How to work out a double summation without manually finding each answer? I have the double summation
$$
\sum_{p = 1}^{2} \sum_{q = p}^{3} {(p-1)q}
$$
I know how to work this out if I was to go through and add up every term. My question is, how would I do this in a shorter way, so if the 2 and the 3 were 200 and 300, I could still do it just as easily. Examples I have found don't have the "q = p" on the 2nd summation and this is what I think is throwing me off.  Could anyone explain how to do this?
Thanks
 A: The easiest way is to note that the $p-1$ factor does not depend on $q,$ so that $$\sum_{p=1}^2\sum_{q=p}^3(p-1)q=\sum_{p=1}^2(p-1)\sum_{q=p}^3q.$$ The second sum is the same as adding up the first $3$ positive integers, then subtracting the first $p-1$ of them. In general, the formula for the sum of the first $n$ positive integers is $$\sum_{q=1}^nq=\frac{n(n+1)}2,$$ so the sum of the first $3$ is $6$, and the sum of the first $p-1$ is $\frac{(p-1)p}2.$ Thus, $$\sum_{q=p}^3q=6-\frac{(p-1)p}2=\frac{12}2+\frac{-p^2+p}2=\frac{-p^2+p+12}2,$$ and so our nested sum becomes $$-\frac12\sum_{p=1}^2(p-1)(p^2-p-12).$$ Finally, noting that the summand is $0$ when $p=1$ due to the factor $p-1,$ our nested sum becomes $$-\frac12\sum_{p=2}^2(p-1)(p^2-p-12)=-\frac12(2-1)(2^2-2-12)=-\frac12\cdot1\cdot-10=5.$$ Had we been dealing with a larger number than $2,$ we'd have wanted to expand $(p-1)(p^2-p-12)=p^3-2p^2-11p+12,$ then use formulas for sums of the first $n$ cubes, squares, positive numbers, and sums of constants to get the final answer.

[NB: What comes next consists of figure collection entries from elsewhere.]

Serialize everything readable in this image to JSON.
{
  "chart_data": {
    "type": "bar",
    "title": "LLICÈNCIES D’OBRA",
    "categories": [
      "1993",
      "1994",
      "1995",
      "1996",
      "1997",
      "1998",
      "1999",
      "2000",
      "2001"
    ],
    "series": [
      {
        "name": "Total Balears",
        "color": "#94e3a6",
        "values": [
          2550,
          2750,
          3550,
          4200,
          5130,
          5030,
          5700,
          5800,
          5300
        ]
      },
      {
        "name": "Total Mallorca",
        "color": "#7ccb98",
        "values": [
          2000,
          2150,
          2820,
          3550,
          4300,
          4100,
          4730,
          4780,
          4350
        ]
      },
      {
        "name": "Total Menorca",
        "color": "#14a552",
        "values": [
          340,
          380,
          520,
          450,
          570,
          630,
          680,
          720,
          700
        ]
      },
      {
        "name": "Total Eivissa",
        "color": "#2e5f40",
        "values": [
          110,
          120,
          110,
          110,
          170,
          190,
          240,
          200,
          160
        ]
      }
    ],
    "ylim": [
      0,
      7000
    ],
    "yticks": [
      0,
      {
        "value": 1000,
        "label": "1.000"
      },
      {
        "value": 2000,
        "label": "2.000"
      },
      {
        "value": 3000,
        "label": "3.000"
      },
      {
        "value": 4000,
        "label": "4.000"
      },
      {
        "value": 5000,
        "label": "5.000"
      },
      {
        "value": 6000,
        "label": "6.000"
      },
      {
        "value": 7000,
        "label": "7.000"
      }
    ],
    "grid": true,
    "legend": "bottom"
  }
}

A: You may know that $$\sum_{q=1}^m q=\frac{m(m+1)}{2}.$$
Therefore,
$$\sum_{q=p}^m q=\sum_{q=1}^m q-\sum_{q=1}^{p-1} q=\frac{m(m+1)}{2}-\frac{p(p-1)}{2}.$$
Now using similar well-known formulas for $\sum p^2$ and $\sum p^3$
$$\begin{align} \sum_{p=1}^n\sum_{q=p}^m(p-1)q &= \sum_{p=1}^n(p-1)\sum_{q=p}^mq \\
&= \sum_{p=1}^n(p-1)\left(\frac{m(m+1)}{2}-\frac{p(p-1)}{2}\right)\\
&= \frac{m(m+1)}{2}\sum_{p=1}^n(p-1)-\sum_{p=1}^n\frac{p(p-1)^2}{2}\\
&= \frac{m(m+1)}{2}\cdot\frac{n(n-1)}{2}-\frac12\sum_{p=1}^np^3+\sum_{p=1}^np^2-\frac12\sum_{p=1}^np\\
&=\frac{mn(m+1)(n-1)}4-\frac{n^2(n+1)^2}8+\frac{n(n+1)(2n+1)}6-\frac{n(n+1)}{4}\\
&=\frac{mn(m+1)(n-1)}4-\frac{n(n-1)(n+1)(3n-2)}{24}\\
&=\frac{n(n-1)}{24}\bigl(m(m+1)-(n+1)(3n-2)\bigr)
\end{align}$$
It's no surprise that this is a multiple of $n(n-1)$, is it?